Alarmingly, of those businesses impacted, 73 per cent chose to pay the ransom, with 74 per cent of those paying within 48 hours of the initial incident. This is in contrast to the government’s line that paying ransoms only encourages ransomware operators.
The estimated average ransom demand is $1.03 million, a figure that hasn’t changed much in the three years the survey has been running, though businesses are apparently willing to pay more – up to $1.32 million if necessary.
Seventy per cent of all businesses – even those who have not suffered an attack – said they would be willing to pay a ransom in the future.
Business attitudes to mandatory reporting are also shifting, and sadly worsening. Only 60 per cent of business leaders now feel that ransomware attacks should be reported, compared to 75 per cent in 2022.
As to what motivated businesses to pay up, and pay quickly, 74 per cent of businesses paid a ransom to avoid brand damage and the release of sensitive information data.
The report also reveals a degree of overconfidence among businesses. While 88 per cent feel they are prepared for a ransomware incident, only 61 per cent have an incident response plan in place, while 18 per cent aren’t even sure if one exists.
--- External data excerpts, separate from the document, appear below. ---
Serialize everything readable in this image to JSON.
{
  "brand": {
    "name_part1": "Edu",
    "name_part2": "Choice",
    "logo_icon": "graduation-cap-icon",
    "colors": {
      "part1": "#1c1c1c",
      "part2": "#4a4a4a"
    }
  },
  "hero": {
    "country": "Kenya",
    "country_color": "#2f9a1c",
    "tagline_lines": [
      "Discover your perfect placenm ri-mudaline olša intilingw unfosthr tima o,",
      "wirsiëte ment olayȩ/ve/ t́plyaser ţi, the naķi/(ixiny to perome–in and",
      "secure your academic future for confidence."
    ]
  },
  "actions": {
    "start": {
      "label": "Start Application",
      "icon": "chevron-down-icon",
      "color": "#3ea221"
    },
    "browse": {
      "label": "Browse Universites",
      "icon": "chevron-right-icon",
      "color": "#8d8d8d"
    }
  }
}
“Businesses are still overwhelmingly paying ransoms, and paying them quickly, to avoid negative backlash from customers, partners and stakeholders. It’s now being factored in as a cost of doing business,” said Darren Hopkins, cyber partner at McGrathNicol Advisory, in a statement.
“The research shows that executives are becoming empathetic and less hard-nosed about reporting these attacks to authorities. But without greater collaboration and knowledge-sharing, our ability to prevent ransomware attacks is undermined. This intelligence can help business leaders make informed decisions rather than rushing into paying an expensive, and potentially illegal, ransom.”